Nous avons toutefois décidé de quitter Jeunesse en Lutte. En cause : des problèmes répétés de la part d’une organisation et de ses membres. Voici un bref historique du mouvement, et nos explications.
Le 18 mars, lors d’une assemblée générale à l’ULB, des personnes appartenant principalement au groupe des étudiants de gauche actifs (EGA) ont montré des réticences à la création d’un groupe en non-mixité racisée à la suite d’un problème d’inclusion soulevé (Jeunesse en lutte étant effectivement majoritairement composée de personnes blanches). Dans un premier temps, iels ont d’abord mis en doute la nécessité et la pertinence de ce groupe, et ont demandé quel serait le pouvoir de décision des personnes blanches dessus. Certaines personnes ont tenté de leur expliquer pourquoi questionner la nécessité et la pertinence de ce groupe et la demande d’un pouvoir décisionnel en tant que blanc-he-s sur un groupe de travail (GT) de personnes racisées est problématique.
- Aucun des GT mis en place n’avait été remis en question jusque là.
- Si ce GT en non-mixité racisée a été créé c’est pour qu’il règle les problèmes de non-inclusivité LES concernant. Le fait que des blanc-he-s cherchent à introduire des personnes racisées dans un mouvement qu’iels ont créé fait très “sauveur blanc”, surtout que les blanc-he-s sont poussé-e-s par le système à perpétuer des comportements racistes et à ne pas comprendre l’ampleur du racisme systémique. Montrer une réticence à la création de ce GT était donc très déplacé.
- Demander quel pouvoir les personnes non-racisées avaient sur ce GT est aussi problématique pour les mêmes raisons que le point précédent, s’il n’est qu’en plus il instaure un climat de méfiance envers les décisions de ce GT (qui ne visaient qu’à rendre ce mouvement moins exclusif).
Après que tout cela ait été mis au clair, les personnes ayant tenu des propos “maladroits” mais déplacés ont haussé le ton en prônant l’argument du “séparatisme” et de la division des luttes, et s’obstinèrent à vouloir tracter dans des quartiers populaires afin de “résoudre” ce problème d’inclusivité. Traduction : des personnes blanches vont se rendre dans des quartiers défavorisés afin de montrer aux personnes racisées et précaires (qui, par ailleurs, ne se trouvent pas toutes dans ces quartiers) qu’iels devraient rejoindre ces rassemblements (comme si les personnes non-concernées savaient mieux que les concernées comment celles-ci devaient lutter contre leurs oppressions).

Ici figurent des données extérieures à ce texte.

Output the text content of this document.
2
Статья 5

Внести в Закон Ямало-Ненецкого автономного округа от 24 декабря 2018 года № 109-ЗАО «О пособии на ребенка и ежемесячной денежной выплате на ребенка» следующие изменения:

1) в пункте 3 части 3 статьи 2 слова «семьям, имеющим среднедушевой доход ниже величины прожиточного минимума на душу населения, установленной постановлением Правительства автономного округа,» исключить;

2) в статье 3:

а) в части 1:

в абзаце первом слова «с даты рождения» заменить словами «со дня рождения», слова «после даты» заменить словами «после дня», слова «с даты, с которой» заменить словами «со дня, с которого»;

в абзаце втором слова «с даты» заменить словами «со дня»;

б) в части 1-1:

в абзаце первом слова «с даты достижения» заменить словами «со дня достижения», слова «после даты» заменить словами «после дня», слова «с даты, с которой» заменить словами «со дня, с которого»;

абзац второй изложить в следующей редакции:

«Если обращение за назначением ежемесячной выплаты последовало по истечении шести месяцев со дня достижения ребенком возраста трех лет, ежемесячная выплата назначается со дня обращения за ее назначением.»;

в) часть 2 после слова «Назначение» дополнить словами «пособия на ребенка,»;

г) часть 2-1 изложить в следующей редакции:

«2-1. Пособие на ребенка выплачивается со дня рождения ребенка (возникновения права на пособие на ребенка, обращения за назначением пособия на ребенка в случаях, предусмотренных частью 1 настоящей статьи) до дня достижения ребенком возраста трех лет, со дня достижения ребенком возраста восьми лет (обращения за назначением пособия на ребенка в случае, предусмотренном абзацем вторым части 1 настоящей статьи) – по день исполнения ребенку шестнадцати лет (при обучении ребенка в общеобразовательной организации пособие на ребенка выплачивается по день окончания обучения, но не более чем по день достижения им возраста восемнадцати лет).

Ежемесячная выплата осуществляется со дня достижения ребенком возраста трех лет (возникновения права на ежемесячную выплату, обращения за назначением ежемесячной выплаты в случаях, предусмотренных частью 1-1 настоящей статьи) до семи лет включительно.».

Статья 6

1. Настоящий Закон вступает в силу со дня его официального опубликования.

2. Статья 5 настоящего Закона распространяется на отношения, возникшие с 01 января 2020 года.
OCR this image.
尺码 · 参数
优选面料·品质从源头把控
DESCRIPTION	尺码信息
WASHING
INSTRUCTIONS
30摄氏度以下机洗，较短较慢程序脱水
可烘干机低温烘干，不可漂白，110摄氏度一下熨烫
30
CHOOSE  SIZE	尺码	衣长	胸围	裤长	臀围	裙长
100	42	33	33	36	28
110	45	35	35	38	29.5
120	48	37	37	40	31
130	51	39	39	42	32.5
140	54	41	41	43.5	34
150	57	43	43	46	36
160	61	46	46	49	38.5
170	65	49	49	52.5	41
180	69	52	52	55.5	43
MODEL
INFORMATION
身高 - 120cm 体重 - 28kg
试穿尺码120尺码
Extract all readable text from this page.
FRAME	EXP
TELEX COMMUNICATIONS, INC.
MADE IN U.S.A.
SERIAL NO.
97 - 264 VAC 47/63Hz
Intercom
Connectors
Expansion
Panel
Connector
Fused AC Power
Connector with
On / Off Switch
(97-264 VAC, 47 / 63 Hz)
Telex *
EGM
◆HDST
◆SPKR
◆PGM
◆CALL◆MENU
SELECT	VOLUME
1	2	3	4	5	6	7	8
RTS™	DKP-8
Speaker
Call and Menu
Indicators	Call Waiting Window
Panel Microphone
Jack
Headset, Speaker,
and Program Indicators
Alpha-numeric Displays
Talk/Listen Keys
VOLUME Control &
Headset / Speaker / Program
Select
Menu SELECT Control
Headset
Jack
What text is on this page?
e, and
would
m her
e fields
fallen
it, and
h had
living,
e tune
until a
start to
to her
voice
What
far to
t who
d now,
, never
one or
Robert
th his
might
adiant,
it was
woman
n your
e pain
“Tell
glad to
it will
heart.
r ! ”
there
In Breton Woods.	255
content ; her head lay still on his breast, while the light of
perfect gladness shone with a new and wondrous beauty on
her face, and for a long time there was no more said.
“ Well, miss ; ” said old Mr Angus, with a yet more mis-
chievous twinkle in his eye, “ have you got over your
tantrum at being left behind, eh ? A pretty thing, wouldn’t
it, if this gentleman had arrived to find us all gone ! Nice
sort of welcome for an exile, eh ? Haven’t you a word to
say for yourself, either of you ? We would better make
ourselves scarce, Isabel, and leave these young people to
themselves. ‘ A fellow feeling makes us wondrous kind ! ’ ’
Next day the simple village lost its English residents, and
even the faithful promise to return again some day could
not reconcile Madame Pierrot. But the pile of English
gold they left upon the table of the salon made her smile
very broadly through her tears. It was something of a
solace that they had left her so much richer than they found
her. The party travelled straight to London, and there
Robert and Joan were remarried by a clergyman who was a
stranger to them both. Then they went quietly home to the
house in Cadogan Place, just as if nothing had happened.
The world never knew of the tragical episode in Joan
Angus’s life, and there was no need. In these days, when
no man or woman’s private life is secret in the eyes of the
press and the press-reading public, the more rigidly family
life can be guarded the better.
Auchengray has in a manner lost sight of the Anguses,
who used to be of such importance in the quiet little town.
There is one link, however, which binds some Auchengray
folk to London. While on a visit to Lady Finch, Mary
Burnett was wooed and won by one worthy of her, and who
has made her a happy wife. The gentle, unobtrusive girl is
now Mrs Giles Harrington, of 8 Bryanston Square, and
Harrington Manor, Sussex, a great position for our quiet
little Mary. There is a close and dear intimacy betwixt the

À un moment, les personnes concernées étaient tellement choquées par les propos tenus qu’elles ne voulaient plus débattre et ont refusé catégoriquement de poursuivre cette discussion violente. EGA ne semblait pas s’en soucier et continuait de répéter les mêmes propos problématiques en boucle. Les personnes racisées, blessées et agressées par ces paroles et ces actes, sont parties en plein milieu de l’AG. EGA ne s’en est jamais excusé, que ce soit en privé ou publiquement.
EGA a ensuite continué de remuer le couteau dans la plaie avec des messages sur le groupe facebook de JEL, en continuant à débattre et en disant qu’iels ne voyaient pas où était le problème malgré de nombreuses explications des personnes qu’iels avaient blessés.
Le 22/03 une AG (annoncée sur le groupe facebook au même titre que les autres) a été mise en place pour notamment parler du problème causé par EGA. Aucun-e de ses membres ne s’est rendu-e sur place. Afin de résoudre en partie les problèmes cités plus haut, l’AG a décidé que les organisations n’auraient plus leur place au sein de Jeunesse en Lutte, à moins d’y avoir été invitée en tant que telle. Cela incluait le fait de ne plus distribuer ses tracts et journaux, et de ne plus afficher ses drapeaux et les couleurs de son organisation au sein du mouvement. Cette décision paraissait être la plus simple à mettre en place, en attendant d’avoir une charte permettant de maintenir une ligne inclusive et safe pour tout le monde.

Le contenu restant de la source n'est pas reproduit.